As shown below, we now observe the expected advantage of contextual TS.
| Agent | Regret |
|---|---|
| Std TS | 690.7 (667.5, 713.8) |
| Std TS: Contextual | 402.4 (372.7, 432.1) |
| foGAMBITTS | 681.5 (664.5, 698.6) |
| poGAMBITTS | 15.9 (15.4, 16.3) |
Results are based on 100 Monte Carlo iterations with a time horizon of , chosen to better assess long-run behavior of non-GAMBITTS agents. To reduce learning delay for non-GAMBITTS agents, we also lowered the reward noise relative to the original low-signal environment used in our original rebuttal.
We also observe foGAMBITTS struggles in this environment, consistent with the results in Appendix E.5.
References
[1] Changxiao Cai, T. Tony Cai, and Hongzhe Li. Transfer learning for contextual multi-armed bandits. The Annals of Statistics, 52(1), February 2024.
[2] Joey Hong, Branislav Kveton, Manzil Zaheer, Yinlam Chow, Amr Ahmed, and Craig Boutilier. Latent bandits revisited. In Advances in Neural Information Processing Systems, volume 33, pages 13423–13433. Curran Associates, Inc., 2020.
[3] Yuda Song, Yifei Zhou, Ayush Sekhari, Drew Bagnell, Akshay Krishnamurthy, and Wen Sun. Hybrid RL: Using both offline and online data can make RL efficient. In The Eleventh International Conference on Learning Representations, 2023.
[4] Kevin Tan, Wei Fan, and Yuting Wei. Hybrid reinforcement learning breaks sample size barriers in linear MDPs. In Advances in Neural Information Processing Systems, volume 37. Curran Associates, Inc., 2024.

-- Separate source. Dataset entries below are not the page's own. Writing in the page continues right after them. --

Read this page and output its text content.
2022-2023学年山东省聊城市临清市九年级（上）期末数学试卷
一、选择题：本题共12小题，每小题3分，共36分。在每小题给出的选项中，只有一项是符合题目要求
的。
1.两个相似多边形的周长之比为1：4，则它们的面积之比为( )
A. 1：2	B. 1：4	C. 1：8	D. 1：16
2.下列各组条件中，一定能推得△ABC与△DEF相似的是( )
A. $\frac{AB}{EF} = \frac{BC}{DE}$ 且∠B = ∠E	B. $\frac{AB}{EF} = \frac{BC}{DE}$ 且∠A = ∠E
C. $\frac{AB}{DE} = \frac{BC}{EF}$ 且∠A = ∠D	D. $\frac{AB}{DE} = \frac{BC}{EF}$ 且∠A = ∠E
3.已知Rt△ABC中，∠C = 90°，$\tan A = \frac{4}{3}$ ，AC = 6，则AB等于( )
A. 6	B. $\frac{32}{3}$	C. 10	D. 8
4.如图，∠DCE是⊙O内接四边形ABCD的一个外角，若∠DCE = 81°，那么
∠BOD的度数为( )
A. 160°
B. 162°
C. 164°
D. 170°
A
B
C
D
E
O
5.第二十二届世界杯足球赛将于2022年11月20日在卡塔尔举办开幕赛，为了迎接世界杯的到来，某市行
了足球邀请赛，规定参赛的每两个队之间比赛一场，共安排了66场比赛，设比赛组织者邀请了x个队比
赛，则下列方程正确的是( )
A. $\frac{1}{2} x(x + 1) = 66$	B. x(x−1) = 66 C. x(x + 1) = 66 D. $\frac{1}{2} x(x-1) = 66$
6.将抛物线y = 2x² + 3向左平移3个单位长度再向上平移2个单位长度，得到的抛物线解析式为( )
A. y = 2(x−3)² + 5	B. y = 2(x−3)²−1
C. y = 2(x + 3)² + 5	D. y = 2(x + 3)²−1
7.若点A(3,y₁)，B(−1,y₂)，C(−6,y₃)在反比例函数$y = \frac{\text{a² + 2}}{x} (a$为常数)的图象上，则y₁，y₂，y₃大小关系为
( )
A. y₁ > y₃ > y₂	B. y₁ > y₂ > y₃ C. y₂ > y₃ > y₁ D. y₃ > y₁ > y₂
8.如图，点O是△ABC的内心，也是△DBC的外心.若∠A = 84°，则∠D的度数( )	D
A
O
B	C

[5] Andrew Wagenmaker and Aldo Pacchiano. Leveraging offline data in online reinforcement learning. In Proceedings of the 40th International Conference on Machine Learning, ICML’23. JMLR.org, 2023.
[6] Aleksandrs Slivkins. Introduction to multi-armed bandits, 2019.
The paper formalizes generator-mediated bandits and proposes Thompson-sampling algorithms that explicitly model the action→generated-treatment→reward pipeline, with ensemble extensions and explicit randomization probabilities for causal evaluation. It introduces a partially-online variant that pretrains the treatment model via generator simulation, which the authors argue improves online performance in mobile health scenarios. Reviewers note that performance hinges on the quality of the treatment embedding, whose learning/choice is largely deferred. They also point to limited real-world validation and the assumption of a static (non-drifting) generator as key weaknesses. To strengthen the paper, I recommend adding a crisp limitations/threats-to-validity section (when the proposed approach helps vs. fails), run ablations across embedding families/sizes with on-the-fly or corralling baselines, and report sensitivity to embedding misspecification.